トランスヒューマニストたちは楽観します。彼らにとって技術的増強は人間進化の次の段階です。私たちはすでに眼鏡で視力を補い、補聴器で聴力を改善し、人工関節で移動能力を回復しています。BCIはその延長線上にあるだけです。より良い認知、より深い接続、より長い寿命。技術は私たちを「より良い人間」にすることができます。
生命保守主義者たちは懸念します。彼らは「人間らしさ」には技術で置き換えられない何かがあると主張します。脆弱性、有限性、不完全さ。これらこそがむしろ人間経験の核心です。技術がこの脆弱性を取り除くなら、私たちは本質的な何かを失うかもしれません。
おそらく二つの見方はいずれも部分的に正しいのでしょう。技術が人間を変えることは確かです。しかし、その変化の方向はあらかじめ決まっていません。それは私たちがどの価値を選ぶかにかかっています。チリの神経権立法、そしてそれをめぐる賛否の論争は、この選択の過程です。

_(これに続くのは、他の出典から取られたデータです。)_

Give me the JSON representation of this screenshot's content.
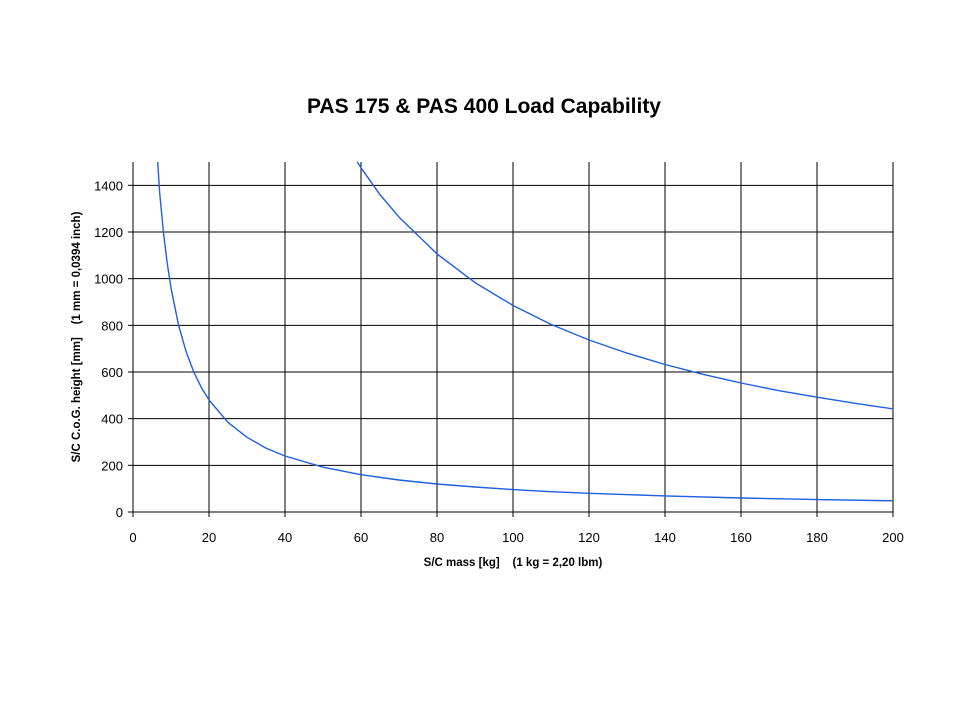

ノーランド・アーボーはNeuralink移植後のインタビューで語りました。「私は今も私です。チップが私を別人にしたわけではありません。ただ、私がもともとやりたかったことを再びできるようにしてくれただけです」。彼の言葉は一つの答えを示唆します。技術は私たちの人間性を奪うのではなく、失われた人間性を回復してくれることもある、ということです。しかしそれがすべての場合に当てはまるのか、そしてどこまでが回復でどこからが増強なのか、私たちはまだ答えを探している途中です。